FREE Trial Offer….. many new products and services come with these enticing words and sway many consumers to feel as if it is a great deal. While these words may sound enticing, often ‘free trial offers’ are scams to take your hard earned money. Consumers are being misled into auto-enroll subscriptions when signing up for the free trial. Then month after month the credit card is billed, often without you ever knowing.
Free-trial schemes have cost Americans close to $1.3 billion in the past decade. How does this happen? Many times, the offers are not truly free. There could be minor purchases required for the free trial to kick in, there could be activation fees, and there could even be return shipping charges if you’ve received a “free” test item that you want to send back.
Free trial offers are not worth the time, effort, and potential risks most of the time. You may open yourself up to more trouble than you want. Here are the main reasons to avoid free trial offers.
1. Offering Up Your Personal Information
At the very least, in order to register for most offers, you need to give out your email address. While this may seem innocuous enough, sharing your email can open you up to new hassles. For one, your inbox will be bombarded with junk mail you don’t want. Furthermore, if the company sells its customer lists to other companies, the number of spam emails you get will increase exponentially. You could even be signed up to receive snail mail advertisements or catalogs.
Most offers will also require that you submit your credit card number. While this is generally safe, there is always some risk of identity theft when sharing your financial information online (especially if you don’t really plan on paying for anything). Weigh these negatives against the potential value of the offer before making your final decision.
2. Difficult Cancellation Process
It is much more difficult to cancel a free trial than to start one. Although you sign up online, you might have to cancel over the phone. These calls can take forever. Remember, the companies don’t want you to cancel the offer. They have absolutely no motivation to make the cancellation process easy or convenient.

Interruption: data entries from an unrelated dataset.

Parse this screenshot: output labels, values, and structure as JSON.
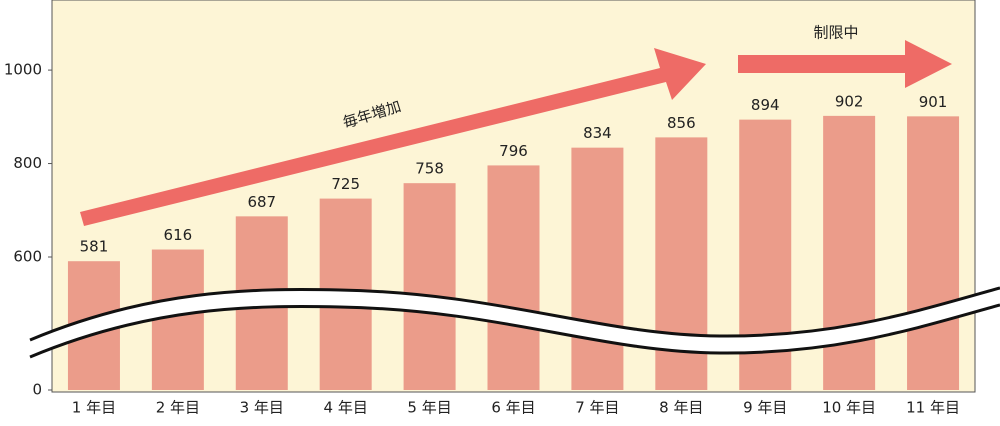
{
  "chart_data": {
    "type": "bar",
    "categories": [
      "1 年目",
      "2 年目",
      "3 年目",
      "4 年目",
      "5 年目",
      "6 年目",
      "7 年目",
      "8 年目",
      "9 年目",
      "10 年目",
      "11 年目"
    ],
    "values": [
      581,
      616,
      687,
      725,
      758,
      796,
      834,
      856,
      894,
      902,
      901
    ],
    "color": "#eb9c8a",
    "ylim": [
      0,
      1150
    ],
    "yticks": [
      0,
      600,
      800,
      1000
    ],
    "axis_break": true,
    "annotations": [
      "毎年増加",
      "制限中"
    ]
  }
}
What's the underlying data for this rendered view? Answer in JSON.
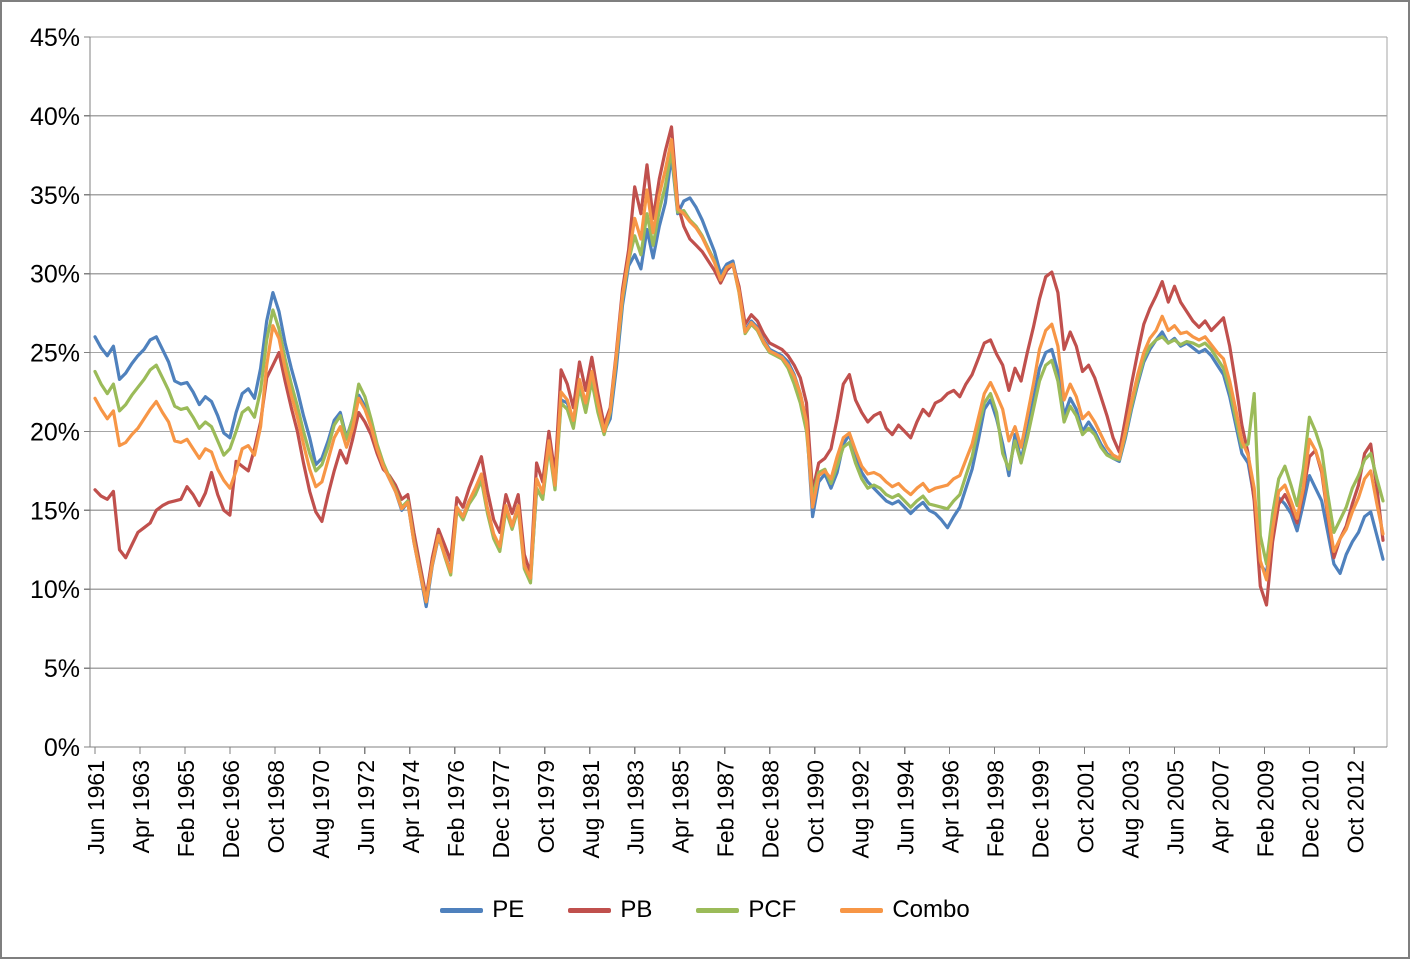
{
  "chart_data": {
    "type": "line",
    "title": "",
    "xlabel": "",
    "ylabel": "",
    "grid": true,
    "legend_position": "bottom",
    "ylim": [
      0,
      45
    ],
    "y_ticks": [
      "0%",
      "5%",
      "10%",
      "15%",
      "20%",
      "25%",
      "30%",
      "35%",
      "40%",
      "45%"
    ],
    "x_tick_labels": [
      "Jun 1961",
      "Apr 1963",
      "Feb 1965",
      "Dec 1966",
      "Oct 1968",
      "Aug 1970",
      "Jun 1972",
      "Apr 1974",
      "Feb 1976",
      "Dec 1977",
      "Oct 1979",
      "Aug 1981",
      "Jun 1983",
      "Apr 1985",
      "Feb 1987",
      "Dec 1988",
      "Oct 1990",
      "Aug 1992",
      "Jun 1994",
      "Apr 1996",
      "Feb 1998",
      "Dec 1999",
      "Oct 2001",
      "Aug 2003",
      "Jun 2005",
      "Apr 2007",
      "Feb 2009",
      "Dec 2010",
      "Oct 2012"
    ],
    "x_tick_month_interval": 22,
    "x_months": {
      "start": 0,
      "step": 3,
      "count": 211,
      "origin_label": "Jun 1961"
    },
    "axis_color": "#808080",
    "gridline_color": "#a6a6a6",
    "series": [
      {
        "name": "PE",
        "color": "#4F81BD",
        "values": [
          26.0,
          25.3,
          24.8,
          25.4,
          23.3,
          23.7,
          24.3,
          24.8,
          25.2,
          25.8,
          26.0,
          25.2,
          24.4,
          23.2,
          23.0,
          23.1,
          22.5,
          21.7,
          22.2,
          21.9,
          21.0,
          19.9,
          19.6,
          21.2,
          22.4,
          22.7,
          22.1,
          24.0,
          27.0,
          28.8,
          27.6,
          25.6,
          24.0,
          22.6,
          21.0,
          19.6,
          17.9,
          18.3,
          19.4,
          20.7,
          21.2,
          19.6,
          20.8,
          22.3,
          21.6,
          20.4,
          18.9,
          17.8,
          17.0,
          16.2,
          15.0,
          15.5,
          13.0,
          11.0,
          8.9,
          11.5,
          13.3,
          12.2,
          11.2,
          15.2,
          14.6,
          15.6,
          16.2,
          17.2,
          15.0,
          13.4,
          12.6,
          15.2,
          14.0,
          15.3,
          11.5,
          10.6,
          16.3,
          15.8,
          19.2,
          16.5,
          22.0,
          21.8,
          20.6,
          23.2,
          21.6,
          23.4,
          21.6,
          20.0,
          20.8,
          24.0,
          28.0,
          30.5,
          31.2,
          30.3,
          32.8,
          31.0,
          33.0,
          34.5,
          37.5,
          33.8,
          34.6,
          34.8,
          34.2,
          33.4,
          32.4,
          31.4,
          30.0,
          30.6,
          30.8,
          29.0,
          26.4,
          27.0,
          26.6,
          25.8,
          25.2,
          25.0,
          24.8,
          24.4,
          23.6,
          22.4,
          20.6,
          14.6,
          16.8,
          17.3,
          16.4,
          17.4,
          19.2,
          19.8,
          18.4,
          17.4,
          16.8,
          16.4,
          16.0,
          15.6,
          15.4,
          15.6,
          15.2,
          14.8,
          15.2,
          15.5,
          15.0,
          14.8,
          14.4,
          13.9,
          14.6,
          15.2,
          16.4,
          17.6,
          19.4,
          21.4,
          22.0,
          20.8,
          19.2,
          17.2,
          19.8,
          18.2,
          20.0,
          22.0,
          24.0,
          25.0,
          25.2,
          23.8,
          21.0,
          22.1,
          21.4,
          20.0,
          20.6,
          20.0,
          19.2,
          18.6,
          18.3,
          18.1,
          19.6,
          21.4,
          23.0,
          24.4,
          25.2,
          25.8,
          26.3,
          25.6,
          25.9,
          25.4,
          25.6,
          25.3,
          25.0,
          25.2,
          24.8,
          24.2,
          23.6,
          22.2,
          20.4,
          18.6,
          18.0,
          15.8,
          11.6,
          11.0,
          14.0,
          15.8,
          15.4,
          14.8,
          13.7,
          15.4,
          17.2,
          16.4,
          15.6,
          13.6,
          11.6,
          11.0,
          12.2,
          13.0,
          13.6,
          14.6,
          14.9,
          13.4,
          11.9
        ]
      },
      {
        "name": "PB",
        "color": "#C0504D",
        "values": [
          16.3,
          15.9,
          15.7,
          16.2,
          12.5,
          12.0,
          12.8,
          13.6,
          13.9,
          14.2,
          15.0,
          15.3,
          15.5,
          15.6,
          15.7,
          16.5,
          16.0,
          15.3,
          16.1,
          17.4,
          16.0,
          15.0,
          14.7,
          18.1,
          17.8,
          17.5,
          18.9,
          20.6,
          23.4,
          24.2,
          25.0,
          23.2,
          21.5,
          20.0,
          18.0,
          16.2,
          14.9,
          14.3,
          16.0,
          17.5,
          18.8,
          18.0,
          19.5,
          21.2,
          20.6,
          19.8,
          18.6,
          17.6,
          17.2,
          16.6,
          15.7,
          16.0,
          13.6,
          11.5,
          9.5,
          12.0,
          13.8,
          12.8,
          11.8,
          15.8,
          15.2,
          16.4,
          17.4,
          18.4,
          16.2,
          14.4,
          13.6,
          16.0,
          14.8,
          16.0,
          12.2,
          11.0,
          18.0,
          16.8,
          20.0,
          17.3,
          23.9,
          23.0,
          21.5,
          24.4,
          22.6,
          24.7,
          22.4,
          20.4,
          21.5,
          25.0,
          29.0,
          31.5,
          35.5,
          33.8,
          36.9,
          33.5,
          36.0,
          37.8,
          39.3,
          34.4,
          33.0,
          32.2,
          31.8,
          31.4,
          30.8,
          30.2,
          29.4,
          30.2,
          30.6,
          29.2,
          26.8,
          27.4,
          27.0,
          26.2,
          25.6,
          25.4,
          25.2,
          24.8,
          24.2,
          23.4,
          21.8,
          16.2,
          18.0,
          18.3,
          18.9,
          20.8,
          23.0,
          23.6,
          22.0,
          21.2,
          20.6,
          21.0,
          21.2,
          20.2,
          19.8,
          20.4,
          20.0,
          19.6,
          20.6,
          21.4,
          21.0,
          21.8,
          22.0,
          22.4,
          22.6,
          22.2,
          23.0,
          23.6,
          24.6,
          25.6,
          25.8,
          24.9,
          24.2,
          22.6,
          24.0,
          23.2,
          25.0,
          26.6,
          28.4,
          29.8,
          30.1,
          28.8,
          25.2,
          26.3,
          25.4,
          23.8,
          24.2,
          23.4,
          22.2,
          21.0,
          19.6,
          18.7,
          20.8,
          23.0,
          25.0,
          26.8,
          27.8,
          28.6,
          29.5,
          28.2,
          29.2,
          28.2,
          27.6,
          27.0,
          26.6,
          27.0,
          26.4,
          26.8,
          27.2,
          25.4,
          23.0,
          20.4,
          18.6,
          15.6,
          10.2,
          9.0,
          13.0,
          15.4,
          16.0,
          15.2,
          14.2,
          16.2,
          18.4,
          18.8,
          17.4,
          14.6,
          12.0,
          13.2,
          14.0,
          15.4,
          16.6,
          18.6,
          19.2,
          16.4,
          13.1
        ]
      },
      {
        "name": "PCF",
        "color": "#9BBB59",
        "values": [
          23.8,
          23.0,
          22.4,
          23.0,
          21.3,
          21.7,
          22.3,
          22.8,
          23.3,
          23.9,
          24.2,
          23.4,
          22.6,
          21.6,
          21.4,
          21.5,
          20.9,
          20.2,
          20.6,
          20.3,
          19.4,
          18.5,
          18.9,
          20.0,
          21.2,
          21.5,
          20.9,
          22.6,
          25.8,
          27.7,
          26.5,
          24.6,
          23.0,
          21.6,
          20.0,
          18.6,
          17.5,
          17.9,
          19.0,
          20.4,
          21.0,
          19.5,
          20.8,
          23.0,
          22.2,
          20.8,
          19.2,
          18.0,
          17.1,
          16.3,
          15.2,
          15.6,
          13.1,
          11.1,
          9.2,
          11.6,
          13.4,
          12.1,
          10.9,
          15.0,
          14.4,
          15.4,
          16.0,
          16.9,
          14.8,
          13.2,
          12.4,
          15.0,
          13.8,
          15.1,
          11.3,
          10.4,
          16.4,
          15.7,
          19.0,
          16.3,
          21.8,
          21.4,
          20.2,
          22.8,
          21.2,
          23.2,
          21.2,
          19.8,
          21.2,
          24.6,
          28.4,
          30.8,
          32.4,
          31.2,
          33.8,
          31.8,
          34.0,
          35.6,
          37.8,
          33.9,
          34.0,
          33.4,
          33.0,
          32.4,
          31.6,
          30.8,
          29.6,
          30.4,
          30.6,
          28.8,
          26.2,
          26.8,
          26.4,
          25.6,
          25.0,
          24.8,
          24.6,
          24.0,
          23.0,
          21.8,
          20.0,
          15.8,
          17.4,
          17.6,
          16.7,
          17.8,
          19.0,
          19.3,
          18.0,
          17.0,
          16.4,
          16.6,
          16.4,
          16.0,
          15.8,
          16.0,
          15.6,
          15.2,
          15.6,
          15.9,
          15.4,
          15.3,
          15.2,
          15.1,
          15.6,
          16.0,
          17.2,
          18.4,
          20.2,
          21.8,
          22.4,
          21.2,
          18.6,
          17.6,
          19.4,
          18.0,
          19.6,
          21.4,
          23.2,
          24.2,
          24.5,
          23.2,
          20.6,
          21.6,
          21.0,
          19.8,
          20.2,
          19.8,
          19.0,
          18.5,
          18.3,
          18.2,
          19.8,
          21.6,
          23.2,
          24.6,
          25.4,
          25.8,
          26.0,
          25.6,
          25.8,
          25.5,
          25.7,
          25.6,
          25.4,
          25.6,
          25.2,
          24.6,
          24.0,
          22.6,
          20.8,
          19.0,
          19.2,
          22.4,
          13.4,
          11.6,
          14.8,
          17.0,
          17.8,
          16.6,
          15.3,
          17.6,
          20.9,
          20.0,
          18.8,
          16.0,
          13.6,
          14.4,
          15.2,
          16.4,
          17.2,
          18.2,
          18.6,
          17.0,
          15.6
        ]
      },
      {
        "name": "Combo",
        "color": "#F79646",
        "values": [
          22.1,
          21.4,
          20.8,
          21.3,
          19.1,
          19.3,
          19.8,
          20.2,
          20.8,
          21.4,
          21.9,
          21.2,
          20.6,
          19.4,
          19.3,
          19.5,
          18.9,
          18.3,
          18.9,
          18.7,
          17.6,
          16.9,
          16.4,
          17.5,
          18.9,
          19.1,
          18.5,
          20.3,
          24.2,
          26.7,
          25.9,
          24.0,
          22.3,
          20.9,
          19.2,
          17.6,
          16.5,
          16.8,
          18.2,
          19.6,
          20.3,
          19.0,
          20.2,
          22.1,
          21.4,
          20.3,
          18.9,
          17.8,
          17.0,
          16.2,
          15.1,
          15.5,
          13.0,
          11.0,
          9.2,
          11.6,
          13.4,
          12.2,
          11.1,
          15.2,
          14.6,
          15.6,
          16.4,
          17.3,
          15.1,
          13.5,
          12.7,
          15.3,
          14.0,
          15.3,
          11.5,
          10.7,
          17.0,
          16.1,
          19.4,
          16.6,
          22.5,
          22.0,
          20.7,
          23.3,
          21.8,
          23.8,
          21.8,
          20.0,
          21.3,
          24.8,
          28.6,
          31.0,
          33.5,
          32.2,
          35.3,
          32.6,
          35.0,
          36.6,
          38.5,
          34.1,
          33.8,
          33.3,
          32.9,
          32.3,
          31.5,
          30.7,
          29.6,
          30.4,
          30.6,
          28.9,
          26.3,
          26.9,
          26.5,
          25.7,
          25.1,
          24.9,
          24.7,
          24.2,
          23.5,
          22.4,
          20.6,
          15.2,
          17.2,
          17.5,
          17.0,
          18.4,
          19.6,
          19.9,
          18.8,
          17.8,
          17.3,
          17.4,
          17.2,
          16.8,
          16.5,
          16.7,
          16.3,
          16.0,
          16.4,
          16.7,
          16.2,
          16.4,
          16.5,
          16.6,
          17.0,
          17.2,
          18.2,
          19.2,
          20.8,
          22.4,
          23.1,
          22.3,
          21.4,
          19.4,
          20.3,
          19.0,
          21.0,
          23.0,
          25.2,
          26.4,
          26.8,
          25.4,
          22.0,
          23.0,
          22.2,
          20.8,
          21.2,
          20.6,
          19.8,
          19.0,
          18.5,
          18.3,
          20.0,
          21.9,
          23.6,
          25.0,
          25.9,
          26.4,
          27.3,
          26.4,
          26.7,
          26.2,
          26.3,
          26.0,
          25.8,
          26.0,
          25.5,
          25.0,
          24.6,
          23.2,
          21.4,
          19.4,
          18.5,
          16.4,
          11.8,
          10.6,
          13.8,
          16.2,
          16.6,
          15.6,
          14.5,
          16.4,
          19.5,
          18.8,
          17.6,
          14.8,
          12.4,
          13.2,
          13.8,
          14.9,
          15.8,
          17.0,
          17.5,
          15.4,
          13.5
        ]
      }
    ]
  }
}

Sometimes even when you call to cancel an offer you end up getting charged and have to call back to make the same request. It always helps to note the time, date, and the name of the person you spoke with to add some pressure to get them to take action.
3. Are You Going to Remember to Cancel?
It is your responsibility to cancel the service by the end of the free trial. After all, companies make money when people forget to cancel and you might not notice until you see an unusual charge on your credit card bill. If you’re not in the habit of checking the statement for your credit card or debit card on a monthly basis, the cost to you could be even higher.
So if you decide to sign up for a free trial, mark the cancellation deadline on your calendar and set up an alert (through your cell phone or an online tool like Google Calendars) to make sure you remember to cancel before the trial period expires.
Think twice before signing up for random services you don’t need just because they’re “free.” There are too many risks involved, and if you’re not careful, these offers can cost you a lot of money.
If you have to enter your credit card number, that’s a red flag. Also, read through the fine print and find out what the cancellation process entails before you move forward. Another tip is to do an online search for the company or product with the words “review”, “complaint” and “scam” to find potential issues.
Rest assured, not all free trials have issues. Free trial offers can be legitimate ways to introduce new products. Credible companies make sure consumers understand what they are signing up for and do not hide key information. But overall, there are far more disadvantages to free trial offers than advantages.